Более того, обе темы предполагали учения Церкви и ее литургическую практику. Литургические свидетельства говорят о понимании Евхаристии как жертвы, отношение которой к жертвам Ветхого Завета является отношением прообраза к образу, а отношение к Голгофской жертве - «репрезентацией», как и хлеб Евхаристии; «репрезентирует» тело Христово. Представляется также, что спиритуализация материальной реальности в богословии Климента Александрийского и Оригена заходила довольно далеко, хотя и не приводила к гностической ереси; поэтому их неевхаристическое употребление таких евхаристических понятий, как «лекарство бессмертия» и «хлеб, дающий бессмертие», говорит о том, насколько важными были эти понятия в учении, находящем выражение в литургии и благочестии Церкви. Они спиритуализировали то, что, по-видимому, служило распространенными способами выражения смысла Вечери Господней. Эти способы выражения, присутствующие во многих разрозненных фрагментах сохранившихся текстов, более важны для развития церковного вероучения, нежели примеры спиритуализации, по отношению к ним вторичные. Нужно было проделать большую богословскую работу, прежде чем эти способы выражения обрели свое место в евхаристическом богословии; и прежде всего необходимо было внести ясность в учение о личности Христа, чтобы появились понятия, которые смогли бы выдержать смысловую нагрузку евхаристического учения. Но, даже пользуясь понятиями, которые с трудом выдерживали эту нагрузку, Церковь продолжала совершать богослужения и верить, учить и экспериментировать с метафорами, защищаться и исповедовать. В своем вероучении, как и в своей литургии, она вспоминала Того, Кто присутствовал в ее богослужении, и в своем совокупном опыте она была соединена с той жертвой, благодаря которой обетование вечной жизни стало реальностью.
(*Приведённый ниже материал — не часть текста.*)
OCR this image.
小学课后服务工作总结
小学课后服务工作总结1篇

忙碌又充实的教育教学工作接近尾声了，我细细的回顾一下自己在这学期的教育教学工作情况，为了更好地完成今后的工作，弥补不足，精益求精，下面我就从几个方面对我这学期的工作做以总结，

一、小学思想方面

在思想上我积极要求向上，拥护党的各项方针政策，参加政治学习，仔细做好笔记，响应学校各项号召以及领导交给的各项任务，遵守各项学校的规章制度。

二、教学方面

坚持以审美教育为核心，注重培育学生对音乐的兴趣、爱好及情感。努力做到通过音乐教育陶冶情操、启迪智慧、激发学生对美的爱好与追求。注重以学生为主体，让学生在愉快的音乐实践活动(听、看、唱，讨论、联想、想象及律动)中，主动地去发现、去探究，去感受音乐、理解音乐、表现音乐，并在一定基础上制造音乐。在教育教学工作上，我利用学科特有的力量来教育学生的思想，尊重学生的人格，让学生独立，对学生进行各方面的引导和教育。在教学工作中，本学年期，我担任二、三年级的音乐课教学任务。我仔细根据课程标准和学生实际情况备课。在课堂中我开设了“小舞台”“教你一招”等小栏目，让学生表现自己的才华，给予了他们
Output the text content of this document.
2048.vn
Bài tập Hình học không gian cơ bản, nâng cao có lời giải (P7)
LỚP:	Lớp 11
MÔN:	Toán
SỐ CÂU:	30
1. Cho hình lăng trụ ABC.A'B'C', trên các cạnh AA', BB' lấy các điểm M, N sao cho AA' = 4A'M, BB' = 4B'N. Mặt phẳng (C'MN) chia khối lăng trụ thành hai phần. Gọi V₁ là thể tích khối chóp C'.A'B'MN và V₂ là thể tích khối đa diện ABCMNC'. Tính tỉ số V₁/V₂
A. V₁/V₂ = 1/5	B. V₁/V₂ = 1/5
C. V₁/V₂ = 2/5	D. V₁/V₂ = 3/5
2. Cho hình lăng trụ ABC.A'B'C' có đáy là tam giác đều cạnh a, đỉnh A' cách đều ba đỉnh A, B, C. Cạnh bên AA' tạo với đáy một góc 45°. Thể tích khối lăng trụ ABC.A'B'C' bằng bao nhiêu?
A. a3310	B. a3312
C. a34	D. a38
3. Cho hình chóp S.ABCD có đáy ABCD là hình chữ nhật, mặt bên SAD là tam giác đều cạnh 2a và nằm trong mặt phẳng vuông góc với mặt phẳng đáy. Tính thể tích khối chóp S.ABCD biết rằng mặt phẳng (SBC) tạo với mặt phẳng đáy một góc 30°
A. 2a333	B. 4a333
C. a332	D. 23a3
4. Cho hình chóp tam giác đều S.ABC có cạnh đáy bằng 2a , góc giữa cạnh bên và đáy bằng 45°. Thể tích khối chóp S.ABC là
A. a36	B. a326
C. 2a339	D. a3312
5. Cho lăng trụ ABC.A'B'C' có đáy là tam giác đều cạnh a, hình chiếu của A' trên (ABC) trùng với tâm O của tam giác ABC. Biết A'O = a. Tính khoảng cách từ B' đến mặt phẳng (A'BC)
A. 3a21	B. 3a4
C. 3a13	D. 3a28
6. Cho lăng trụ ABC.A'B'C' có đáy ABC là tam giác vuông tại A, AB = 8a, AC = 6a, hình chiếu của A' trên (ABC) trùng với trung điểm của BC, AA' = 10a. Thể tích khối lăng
По многим причинам неуместно говорить о других «таинствах», имея в виду учение доникейской Церкви, -за исключением покаяния (о его развитии в эти столетия мы кратко говорили, касаясь свойства святости в учении о Церкви) и, возможно, рукоположенного священства, незаменимость которого в качестве необходимого условия совершения законной Евхаристии помогла придать ему сакраментальный статус. И только после конфликта между Августином и донатистами западное богословие смогло начать построение полноценной теории о природе и числе таинств, и только в Средние века такая теория была разработана. Но первые века в развитии вероучения имели своей задачей прояснить функцию Церкви как средства благодати; это прояснение являлось необходимым условием для понимания слова Божия и таинств.
4 Тайна Троицы.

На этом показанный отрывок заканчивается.